I was on the 405, it was under construction, so it was crazy. When I pulled over, I pulled over to the left. I think I was supposed to pull over to the right, but I think it was the nervousness and anxiety. And then I pulled it over. I don’t care what anyone says – especially at the height of everything that was going on, at the time I was just a little nervous.
You are a wealthy, famous, successful athlete and you are pulled over by the police and you are worried. What does that tell you about our country right now?
That tells you a lot.
When I’m playing in a game and I’m in an arena, all those fans are in there screaming. As soon as I leave the game, I don’t leave the game in my uniform. I could leave the game in a hoodie with a hat on. So I’m ordinary. I’m just like everyone else. That is also another thing. All people don’t know who athletes are and all that. I don’t think for a minute that I should get some kind of passport because I’m an athlete.

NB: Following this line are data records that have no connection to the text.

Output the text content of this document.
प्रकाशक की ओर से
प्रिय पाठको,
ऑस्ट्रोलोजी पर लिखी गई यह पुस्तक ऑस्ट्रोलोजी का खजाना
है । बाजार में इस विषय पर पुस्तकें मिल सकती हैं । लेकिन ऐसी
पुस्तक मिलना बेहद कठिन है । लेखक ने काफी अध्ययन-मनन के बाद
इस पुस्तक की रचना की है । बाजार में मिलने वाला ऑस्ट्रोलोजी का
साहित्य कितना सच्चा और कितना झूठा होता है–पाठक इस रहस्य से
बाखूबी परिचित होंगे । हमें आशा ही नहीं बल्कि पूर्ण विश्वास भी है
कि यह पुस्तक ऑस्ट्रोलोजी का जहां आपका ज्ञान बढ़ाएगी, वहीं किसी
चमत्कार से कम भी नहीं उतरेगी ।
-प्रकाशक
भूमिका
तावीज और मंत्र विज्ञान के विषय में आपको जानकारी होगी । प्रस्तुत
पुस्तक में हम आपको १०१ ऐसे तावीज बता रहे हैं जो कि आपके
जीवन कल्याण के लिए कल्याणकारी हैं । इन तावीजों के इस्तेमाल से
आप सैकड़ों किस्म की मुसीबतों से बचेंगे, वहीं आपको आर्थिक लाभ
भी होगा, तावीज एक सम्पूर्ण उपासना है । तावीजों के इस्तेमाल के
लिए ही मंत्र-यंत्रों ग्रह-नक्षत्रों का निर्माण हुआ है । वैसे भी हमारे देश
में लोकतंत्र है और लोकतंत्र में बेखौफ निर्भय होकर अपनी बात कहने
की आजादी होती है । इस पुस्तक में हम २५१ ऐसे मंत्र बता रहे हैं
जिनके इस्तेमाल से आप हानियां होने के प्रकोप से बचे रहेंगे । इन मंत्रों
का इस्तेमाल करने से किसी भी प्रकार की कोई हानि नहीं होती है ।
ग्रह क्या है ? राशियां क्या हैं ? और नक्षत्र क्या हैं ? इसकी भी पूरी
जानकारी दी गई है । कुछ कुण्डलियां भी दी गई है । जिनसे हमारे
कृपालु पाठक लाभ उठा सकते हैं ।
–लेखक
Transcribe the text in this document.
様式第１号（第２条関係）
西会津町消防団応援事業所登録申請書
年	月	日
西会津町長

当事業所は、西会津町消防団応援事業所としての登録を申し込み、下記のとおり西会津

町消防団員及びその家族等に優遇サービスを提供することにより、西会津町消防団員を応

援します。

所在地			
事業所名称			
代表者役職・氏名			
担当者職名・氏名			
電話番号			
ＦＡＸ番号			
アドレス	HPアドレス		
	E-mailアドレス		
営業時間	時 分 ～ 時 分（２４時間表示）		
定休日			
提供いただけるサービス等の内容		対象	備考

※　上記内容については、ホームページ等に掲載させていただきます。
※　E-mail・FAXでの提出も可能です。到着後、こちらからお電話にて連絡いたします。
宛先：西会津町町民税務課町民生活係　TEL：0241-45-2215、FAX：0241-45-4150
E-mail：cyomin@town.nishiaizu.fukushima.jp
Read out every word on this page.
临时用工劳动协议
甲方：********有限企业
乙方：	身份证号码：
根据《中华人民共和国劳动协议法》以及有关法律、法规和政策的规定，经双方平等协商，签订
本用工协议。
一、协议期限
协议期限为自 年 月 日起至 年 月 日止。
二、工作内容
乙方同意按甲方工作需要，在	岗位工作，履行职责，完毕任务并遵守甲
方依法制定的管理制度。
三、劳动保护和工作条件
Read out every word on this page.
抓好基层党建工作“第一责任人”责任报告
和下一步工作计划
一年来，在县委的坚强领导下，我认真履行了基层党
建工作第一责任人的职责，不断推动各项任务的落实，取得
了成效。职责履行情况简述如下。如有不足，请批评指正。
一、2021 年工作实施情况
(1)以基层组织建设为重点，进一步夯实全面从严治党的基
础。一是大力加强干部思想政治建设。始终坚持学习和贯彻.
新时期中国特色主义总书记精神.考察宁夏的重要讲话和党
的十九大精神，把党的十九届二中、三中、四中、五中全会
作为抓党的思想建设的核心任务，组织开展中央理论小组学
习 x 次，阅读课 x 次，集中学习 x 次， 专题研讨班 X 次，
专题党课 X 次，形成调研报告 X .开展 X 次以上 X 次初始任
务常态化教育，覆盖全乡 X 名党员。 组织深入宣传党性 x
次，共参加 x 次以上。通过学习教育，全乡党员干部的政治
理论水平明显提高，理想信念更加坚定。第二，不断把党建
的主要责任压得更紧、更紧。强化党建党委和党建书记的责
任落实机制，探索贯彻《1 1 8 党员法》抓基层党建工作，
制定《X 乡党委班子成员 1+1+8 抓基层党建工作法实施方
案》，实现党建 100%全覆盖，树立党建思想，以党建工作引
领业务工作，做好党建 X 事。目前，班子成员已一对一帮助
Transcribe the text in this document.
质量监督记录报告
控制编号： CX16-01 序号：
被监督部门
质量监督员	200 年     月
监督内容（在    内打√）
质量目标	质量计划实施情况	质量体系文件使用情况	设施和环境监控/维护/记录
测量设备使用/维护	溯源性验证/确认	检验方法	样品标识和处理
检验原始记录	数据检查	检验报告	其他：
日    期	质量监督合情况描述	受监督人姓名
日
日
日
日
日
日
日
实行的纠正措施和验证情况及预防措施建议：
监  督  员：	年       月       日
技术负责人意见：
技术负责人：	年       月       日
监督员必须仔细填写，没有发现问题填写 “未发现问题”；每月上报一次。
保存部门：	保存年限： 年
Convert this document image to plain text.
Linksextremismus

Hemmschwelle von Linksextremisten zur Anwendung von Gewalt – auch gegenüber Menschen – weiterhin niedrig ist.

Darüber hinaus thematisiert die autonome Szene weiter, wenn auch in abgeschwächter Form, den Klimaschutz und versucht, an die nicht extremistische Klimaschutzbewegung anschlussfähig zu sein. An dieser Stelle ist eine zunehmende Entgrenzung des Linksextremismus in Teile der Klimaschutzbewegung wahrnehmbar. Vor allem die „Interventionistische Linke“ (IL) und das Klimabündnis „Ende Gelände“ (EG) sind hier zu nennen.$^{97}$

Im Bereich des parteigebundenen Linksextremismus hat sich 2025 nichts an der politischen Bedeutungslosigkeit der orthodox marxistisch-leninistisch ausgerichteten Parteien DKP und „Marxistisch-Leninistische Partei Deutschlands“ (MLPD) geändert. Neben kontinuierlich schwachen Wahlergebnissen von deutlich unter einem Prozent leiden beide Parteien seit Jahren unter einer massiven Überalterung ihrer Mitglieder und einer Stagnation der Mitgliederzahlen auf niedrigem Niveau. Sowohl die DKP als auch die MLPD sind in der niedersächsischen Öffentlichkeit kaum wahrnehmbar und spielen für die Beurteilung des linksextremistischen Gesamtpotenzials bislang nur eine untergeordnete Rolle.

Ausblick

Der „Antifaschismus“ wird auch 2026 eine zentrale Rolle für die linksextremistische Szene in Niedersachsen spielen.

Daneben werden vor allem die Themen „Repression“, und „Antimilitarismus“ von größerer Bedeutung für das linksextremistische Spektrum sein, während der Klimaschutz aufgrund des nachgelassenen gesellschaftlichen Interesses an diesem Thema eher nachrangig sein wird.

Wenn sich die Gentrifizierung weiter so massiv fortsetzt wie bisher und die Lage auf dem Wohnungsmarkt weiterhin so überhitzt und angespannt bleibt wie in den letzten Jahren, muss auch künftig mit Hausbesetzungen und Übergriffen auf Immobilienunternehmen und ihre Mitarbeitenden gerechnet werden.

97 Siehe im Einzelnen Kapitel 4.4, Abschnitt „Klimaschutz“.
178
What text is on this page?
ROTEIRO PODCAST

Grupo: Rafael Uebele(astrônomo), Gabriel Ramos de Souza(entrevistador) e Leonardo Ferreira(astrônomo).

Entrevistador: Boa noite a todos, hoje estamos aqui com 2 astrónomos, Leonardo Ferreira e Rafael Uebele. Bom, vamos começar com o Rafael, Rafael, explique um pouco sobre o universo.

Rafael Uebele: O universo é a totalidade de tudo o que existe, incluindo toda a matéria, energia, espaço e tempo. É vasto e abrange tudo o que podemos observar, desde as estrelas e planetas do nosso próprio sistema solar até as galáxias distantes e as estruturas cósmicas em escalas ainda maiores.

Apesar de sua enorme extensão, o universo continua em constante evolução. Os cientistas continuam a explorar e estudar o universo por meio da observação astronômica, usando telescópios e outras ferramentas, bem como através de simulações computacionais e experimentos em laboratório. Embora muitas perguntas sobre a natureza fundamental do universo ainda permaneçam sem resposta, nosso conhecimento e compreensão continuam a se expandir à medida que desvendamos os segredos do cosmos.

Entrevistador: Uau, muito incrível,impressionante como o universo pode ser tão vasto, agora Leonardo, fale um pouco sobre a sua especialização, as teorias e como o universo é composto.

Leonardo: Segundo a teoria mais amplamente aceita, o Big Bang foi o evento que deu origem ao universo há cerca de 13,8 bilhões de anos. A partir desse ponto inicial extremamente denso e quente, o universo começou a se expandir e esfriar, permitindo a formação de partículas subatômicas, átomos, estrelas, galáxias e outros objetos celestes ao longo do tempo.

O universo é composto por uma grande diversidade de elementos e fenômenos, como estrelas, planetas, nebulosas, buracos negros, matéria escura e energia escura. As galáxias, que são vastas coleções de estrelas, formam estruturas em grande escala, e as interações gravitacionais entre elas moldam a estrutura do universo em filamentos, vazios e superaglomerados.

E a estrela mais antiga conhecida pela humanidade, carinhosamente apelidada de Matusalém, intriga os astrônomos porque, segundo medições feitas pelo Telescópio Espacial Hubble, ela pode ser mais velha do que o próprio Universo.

How much have you thought about how many years you have left in the NBA?
I ask a lot of questions to friends, to people who have retired, people who are in other companies who work. And one of the biggest things I’ve heard just years ago is that as soon as you start thinking about when it’s over, it’s over.
And you don’t feel that.
What does Chris Paul look like after his career?
I would love to be governor one day.
A team owner.
Exactly. Because I just know all the nuances of the league from all the years as federation chairman. And I have relationships where I’ve been able to learn from these guys.